For the most part, the young lady youngster instructive open doors have a tendency to be encompassed by male centric mentalities about sex parts, which result in a few guardians appending more prominent significance to the training of young men than young ladies. This is dependably the probability when the guardians need assets to enlist all youngsters in school. In a few families, putting resources into young ladies' training is viewed as contributing for the advantage of the family she will in the end wed into, not at all like on account of young men. This contention holds specifically for advanced education, which includes more noteworthy consumption and apparently is less essential for females whose principle part will be in home keeping and tyke bearing."

The occupational scope available to women in Nigeria aren’t as strong in relation to men. Women are always at a drawback in access to employment opportunities as well as conditions of work in contrast to men Men engage in occupations such as nursing and culinary arts which are often considered feminine without opposition. However, women are still restricted from occupations such as engineering or manual labour and are always associated with jobs like nursing, baby sitting, cleaning and culinary arts. A great deal of Nigerian women forgo employment because of family responsibilities and are often seen as physically weak and not fit for work. This is an issue that the women of Nigeria have been facing for centuries, measures and steps to eradicate this issues have been taken. Despite the progress and encouraging development in the earlier days, gender gap still exists and remains in Nigeria today.

"The evacuation of impediments and imbalances that ladies look concerning business is a stage towards understanding ladies' potential in the economy and improving their commitment to financial and social improvement. The Beijing Declaration attests national pledge to the unavoidable privileges of ladies and young ladies and their strengthening and equivalent cooperation in all circles of life including the financial domain7. The Beijing Platform for Action (BPA), recognizes ladies' part in the economy as a basic region of concern and points out the need to advance and encourage ladies' equivalent access to business and assets and in addition the harmonization of work and family obligations regarding ladies and men.

Besides, the Millennium Development Goals (MDGs) focuses on the accomplishment of full and beneficial business and not too bad work for all including ladies and youngsters as a major aspect of MDG 1 to destroy extraordinary destitution and appetite. Some advance has been made towards these finishes, yet the additions are uneven"
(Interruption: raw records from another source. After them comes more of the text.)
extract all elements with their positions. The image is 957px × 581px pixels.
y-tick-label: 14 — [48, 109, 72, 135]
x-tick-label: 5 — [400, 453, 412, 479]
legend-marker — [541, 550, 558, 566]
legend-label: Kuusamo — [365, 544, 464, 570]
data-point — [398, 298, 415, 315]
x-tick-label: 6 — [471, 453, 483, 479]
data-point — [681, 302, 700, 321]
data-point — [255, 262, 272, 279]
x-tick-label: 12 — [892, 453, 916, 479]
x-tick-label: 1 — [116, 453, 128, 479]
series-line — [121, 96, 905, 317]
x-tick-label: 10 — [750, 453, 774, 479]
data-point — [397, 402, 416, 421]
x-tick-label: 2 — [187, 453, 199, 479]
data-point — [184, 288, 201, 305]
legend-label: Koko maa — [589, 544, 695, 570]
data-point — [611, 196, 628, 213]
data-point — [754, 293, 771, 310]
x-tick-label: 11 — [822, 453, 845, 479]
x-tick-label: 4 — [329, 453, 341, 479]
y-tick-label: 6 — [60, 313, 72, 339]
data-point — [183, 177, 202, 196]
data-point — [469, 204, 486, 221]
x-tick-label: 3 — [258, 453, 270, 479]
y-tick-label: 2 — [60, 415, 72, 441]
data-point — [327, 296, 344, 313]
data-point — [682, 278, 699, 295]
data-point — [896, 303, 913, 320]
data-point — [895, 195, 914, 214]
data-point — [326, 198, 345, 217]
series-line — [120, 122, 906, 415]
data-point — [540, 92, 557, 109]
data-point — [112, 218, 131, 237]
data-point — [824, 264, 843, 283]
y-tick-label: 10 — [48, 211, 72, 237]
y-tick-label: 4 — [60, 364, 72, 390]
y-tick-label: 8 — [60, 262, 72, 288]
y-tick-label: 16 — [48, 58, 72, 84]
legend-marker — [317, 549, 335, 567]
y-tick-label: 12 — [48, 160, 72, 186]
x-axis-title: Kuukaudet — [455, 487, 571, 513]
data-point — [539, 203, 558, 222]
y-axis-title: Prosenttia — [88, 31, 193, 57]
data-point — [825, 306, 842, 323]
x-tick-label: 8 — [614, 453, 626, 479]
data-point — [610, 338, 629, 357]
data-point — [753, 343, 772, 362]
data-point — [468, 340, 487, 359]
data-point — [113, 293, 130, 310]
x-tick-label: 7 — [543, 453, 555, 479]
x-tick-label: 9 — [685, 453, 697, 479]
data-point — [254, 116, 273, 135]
Role of feminism in all of this is to ensure equality and prove that men and women can be on the same wave length socially, economically, politically and in other walks of life in general and nobody should be seen as less because of whatever gender they belong to . Also, the majority of the public already believes in the equality of “ALL genders,” we just want to make sure people understand that, that is exactly what Feminism is and that is the motive behind this monumental movement and it should never be seen as a thing that brings burden but be accepted by everybody and if they do not accept it they have to respect it the way they feel that men should be respected in this patriachy dominated society . Feminism isn’t and has never been a movement against men, women need men in whatever capacity, just as men need women, feminism has never been to oppress men but to liberate women. Women empowerment programs such as Forum of Nigerian Women in Politics to address inequality and oppression of women in Nigeria have been introduced and many more should follow suit and introduce more intellectual and enlightening programs as such. Its main purpose is to “promote women empowerment and eradication of all forms of violence and discrimination against women”. It supports women decision making in both public and private sector.the group also organizes seminars on empowerment and inequality among other things. In conclusion, women should never be seen as less and furthermore should not be seen as materials at mens disposal, thus, they should be allowed to live life the way they feel they should and should never be under the wing of a man.